Alors que, en bas au salon,
la vieille horloge sonnait la onzième heure, un bruit le sortit brusquement du
sommeil. « Une branche d’arbre doit frapper contre la fenêtre », se
dit-il. Mais la nuit était d’un calme absolu : pas de vent. De son lit, il
vit que c’était bien une branche, ou plutôt un bras de sapin qui frappait
résolument à la fenêtre. Néo se leva et ouvrit. C’était toute une communauté
d’imposants sapins qui se tenaient devant lui. Le meneur du groupe gronda d’un
ton réprobateur : « Nous cherchons l’esprit de Noël et nous croyons
qu’il est ici ! » Stupéfait, mais toujours prêt à aider, Néo leur
dit : « Si vous n’étiez pas si massifs, je vous inviterais bien à
entrer. » « Nous sommes grands mais très légers », trancha le
grand sapin en chef. Et, en un rien de temps, ils se retrouvèrent tous réunis
dans la chambre de Néo, le sommet de leurs branches pliant contre le plafond.
C’est alors que le plus trapu d’entre eux la vit. « C’est
elle ! », dit-il d’une voix enflammée. Il désignait une cocotte de sapin
que Néo avait trouvée et ramassée lors d’une sortie avec sa classe. Néo
s’empressa tout de même d’aller la chercher sous les regards insistants de la
communauté des sapins. « Ce n’est pas qu’une cocotte, regarde de plus près
en ouvrant bien grands tes yeux ». Il la vit alors ! C’était la plus
étrange et captivante des créatures qu’il se serait attendu à voir. Cette chose
minuscule était donc l’esprit de Noël ! Elle semblait affaiblie. Une
tempête de pluie ayant fait rage quelques jours plus tôt, elle avait dû être
prise dans le vent et emportée loin de chez elle. Elle avait eu de la chance
que Néo la trouve. « Nous devons la ramener chez elle ! »,
s’empressa-t-il de proposer.
Il glissa la
cocotte et sa locataire dans la poche de sa veste et, d’un ton décidé, regarda
la délégation d’arbres immenses accroupis sous le plafond. Il ne pensa pas un
instant qu’il n’avait pas de chaussures aux pieds, ne se demanda pas non plus
comment se rendre à destination : « Messieurs, savez-vous
voler ? » demanda-t-il. « Bien sûr que non ! Mais nos
racines sont assez longues et solides pour que nous puissions nous déplacer
très rapidement ». Néo s’accrocha vivement à la chevelure d’aiguilles du
premier sapin qui sortait par la fenêtre.
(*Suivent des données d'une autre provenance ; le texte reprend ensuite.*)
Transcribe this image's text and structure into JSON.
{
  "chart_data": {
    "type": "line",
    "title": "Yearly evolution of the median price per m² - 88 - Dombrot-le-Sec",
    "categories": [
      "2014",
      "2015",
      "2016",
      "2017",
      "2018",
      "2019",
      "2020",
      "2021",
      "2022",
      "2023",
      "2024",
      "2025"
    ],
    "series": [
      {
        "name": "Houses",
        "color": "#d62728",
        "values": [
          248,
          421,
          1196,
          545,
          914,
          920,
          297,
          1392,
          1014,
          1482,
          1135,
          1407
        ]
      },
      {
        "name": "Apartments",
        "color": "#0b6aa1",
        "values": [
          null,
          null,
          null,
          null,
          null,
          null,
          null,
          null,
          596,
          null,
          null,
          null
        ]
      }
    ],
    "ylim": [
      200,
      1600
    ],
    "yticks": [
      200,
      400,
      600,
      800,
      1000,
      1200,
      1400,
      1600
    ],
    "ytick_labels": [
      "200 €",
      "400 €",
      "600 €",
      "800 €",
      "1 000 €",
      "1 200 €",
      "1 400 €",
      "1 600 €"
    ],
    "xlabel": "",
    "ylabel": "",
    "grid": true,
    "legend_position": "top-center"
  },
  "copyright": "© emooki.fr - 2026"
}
D’une seule enjambée, ils pouvaient
traverser une ville entière. Ils franchirent plusieurs océans et continents.
Comme Néo s’y connaissait peu en cartographie, il n’aurait pu dire où il se
trouvait. C’était un lieu vaste, d’un blanc enveloppant et doux pour les pieds.
« Sommes-nous arrivés ? »… « Pas encore ! »
Puis les conifères soulevèrent la couverture blanche et légère qui recouvrait
le sol. Mais, dessous, ce n’était pas blanc du tout ! Une lumière rouge
frappa ses yeux, puis il vit des animaux, certains immenses, parcourir un décor
irréel et festif qui le remplit de toute la joie et de toutes les beautés de
Noël qu’il avait oubliées et qui manquaient cette année. Il sortit la petite
créature de sa poche, ne sachant trop où la déposer. Dans cette partie du
monde, il était plutôt rare de voir un humain, mais un enfant pouvait aisément
passer inaperçu. Escorté par ses amis conifères, il se rendit à un endroit où
se dressait une sorte de siège de glace. Néo savait qu’il devait la déposer là.
La petite créature sortit de sa cocotte et regagna son trône. Comme si ce siège
n’attendait qu’elle, des rayons de glace d’un riche turquoise remontèrent à la
surface pour transpercer la couverture blanche et se répandre en milliers de
fragments.
Le jour commençait à se lever
quand il retourna dans sa chambre, en passant par la fenêtre où tout avait
commencé. Il n’arriva pas à trouver le sommeil et sortit du lit dès que ses
parents se levèrent. L’esprit de Noël avait effectivement retrouvé son
chemin : sa mère s’afférait minutieusement à la fabrication de la maison
en pain d’épice la plus glorieuse qui soit, tandis que sa sœur et son père
étaient déjà dehors à saluer, en riant, les flocons dansants.